In this section you will include details about how your data is documented with a special concentration on which standards your data will utilize. Standards are established methods or systems for accomplishing the same task. For example, light bulbs and light socket shapes and sizes are standardized so they’re compatible with each other.
File format standards affect which programs can read and use data and metadata standards provide a uniform way of classifying and structuring data making it easier to remix and reuse. Lastly you also need to address how the whole data set will be documented as metadata alone is typically not enough to facilitate reuse.
File formats are a standardized way of formatting digital data so it can be read and used by computers consistently. Whenever possible you should use open, non-proprietary file formats. This means using CSV (.csv) over Excel (.xlsx) and plain text (.txt) over Word (.docx) when possible. There are two reasons to do so:
If you cannot save your data in an open, non-proprietary format then you will need to document the software, tools, and/or code needed to access the data and explain why you’ve chosen this format in your plan.
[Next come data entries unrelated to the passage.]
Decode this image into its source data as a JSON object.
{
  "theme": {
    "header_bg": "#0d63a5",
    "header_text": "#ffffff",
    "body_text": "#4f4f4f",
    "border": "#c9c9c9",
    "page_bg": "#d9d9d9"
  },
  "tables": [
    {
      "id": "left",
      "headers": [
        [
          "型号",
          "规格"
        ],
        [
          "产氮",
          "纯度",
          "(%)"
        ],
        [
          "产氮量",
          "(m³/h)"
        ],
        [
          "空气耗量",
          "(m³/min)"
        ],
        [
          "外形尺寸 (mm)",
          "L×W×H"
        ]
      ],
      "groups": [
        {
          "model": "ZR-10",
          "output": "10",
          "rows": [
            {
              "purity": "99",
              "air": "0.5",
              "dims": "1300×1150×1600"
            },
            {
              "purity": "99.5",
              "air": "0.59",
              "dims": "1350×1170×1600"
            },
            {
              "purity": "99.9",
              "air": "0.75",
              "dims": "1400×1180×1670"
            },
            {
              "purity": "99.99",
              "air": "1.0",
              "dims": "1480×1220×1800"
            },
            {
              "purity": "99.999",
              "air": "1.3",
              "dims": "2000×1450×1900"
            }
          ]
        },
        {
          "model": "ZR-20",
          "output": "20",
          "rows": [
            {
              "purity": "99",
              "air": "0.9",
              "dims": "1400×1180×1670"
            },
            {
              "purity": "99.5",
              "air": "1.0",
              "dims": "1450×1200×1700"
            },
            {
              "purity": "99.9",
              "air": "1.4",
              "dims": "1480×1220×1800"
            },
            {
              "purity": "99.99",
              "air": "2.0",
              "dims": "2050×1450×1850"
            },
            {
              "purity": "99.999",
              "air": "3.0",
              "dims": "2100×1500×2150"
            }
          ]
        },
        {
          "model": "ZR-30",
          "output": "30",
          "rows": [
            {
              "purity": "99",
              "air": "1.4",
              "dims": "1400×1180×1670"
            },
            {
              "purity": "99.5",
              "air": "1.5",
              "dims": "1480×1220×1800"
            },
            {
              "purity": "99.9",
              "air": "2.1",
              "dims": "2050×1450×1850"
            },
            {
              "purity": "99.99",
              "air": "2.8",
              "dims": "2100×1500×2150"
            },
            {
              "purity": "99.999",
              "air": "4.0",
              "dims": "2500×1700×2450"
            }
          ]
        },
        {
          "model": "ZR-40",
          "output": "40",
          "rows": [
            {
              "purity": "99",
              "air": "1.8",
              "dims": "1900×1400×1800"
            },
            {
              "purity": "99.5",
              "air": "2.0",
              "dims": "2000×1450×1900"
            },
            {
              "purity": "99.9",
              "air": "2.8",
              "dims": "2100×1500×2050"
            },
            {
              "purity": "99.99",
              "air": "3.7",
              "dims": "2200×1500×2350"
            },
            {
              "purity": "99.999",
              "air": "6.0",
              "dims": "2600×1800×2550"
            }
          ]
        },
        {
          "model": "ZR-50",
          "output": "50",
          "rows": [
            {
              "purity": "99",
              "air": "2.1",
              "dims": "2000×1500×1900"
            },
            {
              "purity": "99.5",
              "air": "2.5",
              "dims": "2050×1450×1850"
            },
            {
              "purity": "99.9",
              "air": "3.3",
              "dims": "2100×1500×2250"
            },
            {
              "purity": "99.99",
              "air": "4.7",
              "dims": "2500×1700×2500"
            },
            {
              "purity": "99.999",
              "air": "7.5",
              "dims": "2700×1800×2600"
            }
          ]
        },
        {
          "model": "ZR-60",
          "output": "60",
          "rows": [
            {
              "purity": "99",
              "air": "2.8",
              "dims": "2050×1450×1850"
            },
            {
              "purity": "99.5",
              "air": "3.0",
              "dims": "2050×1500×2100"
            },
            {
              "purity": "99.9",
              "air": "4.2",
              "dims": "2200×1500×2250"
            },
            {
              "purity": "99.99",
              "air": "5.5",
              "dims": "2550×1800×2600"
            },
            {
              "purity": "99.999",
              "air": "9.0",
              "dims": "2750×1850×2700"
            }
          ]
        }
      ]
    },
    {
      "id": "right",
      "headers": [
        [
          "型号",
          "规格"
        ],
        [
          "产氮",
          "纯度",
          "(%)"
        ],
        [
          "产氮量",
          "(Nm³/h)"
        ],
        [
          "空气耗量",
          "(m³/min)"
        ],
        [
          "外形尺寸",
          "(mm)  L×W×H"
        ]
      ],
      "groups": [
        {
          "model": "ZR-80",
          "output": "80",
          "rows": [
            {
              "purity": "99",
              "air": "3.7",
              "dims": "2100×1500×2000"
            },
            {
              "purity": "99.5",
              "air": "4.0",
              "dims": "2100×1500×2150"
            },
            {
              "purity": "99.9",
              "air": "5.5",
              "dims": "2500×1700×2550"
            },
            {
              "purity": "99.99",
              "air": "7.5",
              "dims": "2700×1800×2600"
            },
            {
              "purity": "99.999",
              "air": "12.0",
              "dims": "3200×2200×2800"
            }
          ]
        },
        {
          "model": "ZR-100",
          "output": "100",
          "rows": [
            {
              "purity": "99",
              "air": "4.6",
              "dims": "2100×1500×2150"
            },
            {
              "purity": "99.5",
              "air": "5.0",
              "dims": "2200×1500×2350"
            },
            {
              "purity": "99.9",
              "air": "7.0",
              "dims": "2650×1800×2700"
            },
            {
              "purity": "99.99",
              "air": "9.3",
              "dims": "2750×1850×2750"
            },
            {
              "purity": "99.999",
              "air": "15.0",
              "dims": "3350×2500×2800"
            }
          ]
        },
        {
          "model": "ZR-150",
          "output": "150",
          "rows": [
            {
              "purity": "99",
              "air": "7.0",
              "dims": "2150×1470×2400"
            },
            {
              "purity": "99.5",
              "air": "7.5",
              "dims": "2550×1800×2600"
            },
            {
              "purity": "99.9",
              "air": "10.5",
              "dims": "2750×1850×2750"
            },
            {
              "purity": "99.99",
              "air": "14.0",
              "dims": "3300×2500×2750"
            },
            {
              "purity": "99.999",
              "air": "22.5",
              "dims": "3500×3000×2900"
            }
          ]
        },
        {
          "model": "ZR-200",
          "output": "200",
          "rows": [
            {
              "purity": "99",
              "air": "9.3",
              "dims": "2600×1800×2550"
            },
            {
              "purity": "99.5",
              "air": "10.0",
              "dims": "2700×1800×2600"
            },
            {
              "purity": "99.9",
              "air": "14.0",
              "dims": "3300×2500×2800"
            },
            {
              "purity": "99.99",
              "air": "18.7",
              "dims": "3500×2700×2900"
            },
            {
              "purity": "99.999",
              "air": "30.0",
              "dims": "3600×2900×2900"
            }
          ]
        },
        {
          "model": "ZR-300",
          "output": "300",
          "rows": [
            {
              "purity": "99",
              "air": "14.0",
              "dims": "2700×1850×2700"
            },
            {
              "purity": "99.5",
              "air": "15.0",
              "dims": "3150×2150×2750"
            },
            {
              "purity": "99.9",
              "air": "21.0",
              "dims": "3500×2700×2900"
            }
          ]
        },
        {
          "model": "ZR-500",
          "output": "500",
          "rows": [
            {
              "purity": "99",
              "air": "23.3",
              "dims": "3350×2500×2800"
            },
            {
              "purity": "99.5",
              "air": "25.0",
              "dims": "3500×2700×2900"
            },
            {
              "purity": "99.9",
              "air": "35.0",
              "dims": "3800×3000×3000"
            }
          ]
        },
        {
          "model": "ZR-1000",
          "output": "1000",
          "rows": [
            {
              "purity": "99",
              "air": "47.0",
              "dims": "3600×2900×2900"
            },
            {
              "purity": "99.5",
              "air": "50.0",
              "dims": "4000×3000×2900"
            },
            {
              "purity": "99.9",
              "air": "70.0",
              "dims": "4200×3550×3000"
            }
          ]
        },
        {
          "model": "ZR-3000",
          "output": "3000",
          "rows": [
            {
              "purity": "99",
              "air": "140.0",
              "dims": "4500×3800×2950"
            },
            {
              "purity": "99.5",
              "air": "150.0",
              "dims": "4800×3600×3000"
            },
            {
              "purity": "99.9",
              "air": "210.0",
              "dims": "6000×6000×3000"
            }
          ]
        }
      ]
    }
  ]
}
A simple definition of metadata is that it is "data about data" (how meta!). A better definition is that metadata is descriptive and structured information describing a thing. A simple example of metadata is to think of how you would describe a book: title, subject matter, length, author, date of publication, etc., all these are metadata that describe the book. In other words, metadata are details that surround data.
Metadata is often formatted as data and may be in the same file or in a supplemental file. Importantly, metadata often follows standards. A good example is Ecological Metadata Language (EML), which is a vocabulary used to describe ecological data, or ISO 8601 which is an international standard for dates and time, or the MRLC Land Cover Classifications which is a standard vocabulary for land usage for the United States. Using metadata standards such as these ensures data can be easily mixed and reused with similar data will minimal information loss.
Documentation backs up and supports metadata by providing context. Documentation tells us the details of how the data was made and how different files relate. It provides details that might not be captured in the data and metadata alone. The most common kind of documentation is a readme – a simple text file with information to read first before using a data set.
Data dictionaries and codebooks are more focused kind of documentation that define variables, units, data types and more and often accompany spreadsheets. In other words, they define your data by providing metadata.
For example, a spreadsheet has columns and rows containing data. Column headers are often written in shorthand, so they need documentation to explain their full names and to give details such as measurement units, allowed ranges, and more. Similarly, your entire dataset needs documentation to help other people understand why it’s important and if they can reuse it.
For scientific data to be readily accessible and usable it is critical to use an appropriate community-recognized standard and machine-readable formats when they exist. If the data will be managed in domain-specific workspaces or submitted to public databases, indicate that their required formats will be followed. Regardless of the format used, the data set must contain enough information to allow independent use (understand, validate and use) of the data.
State what common data standards will be applied to the scientific data and associated metadata to enable interoperability of datasets and resources and provide the name(s) of the data standards that will be applied and describe how these data standards will be applied to the scientific data generated by the research proposed in this project. If applicable, indicate that no consensus standards exist
Researchers are encouraged to use the data standards, formats, and other common practices of their research community or scientific domain to ensure maximal interoperability and impact of data sharing.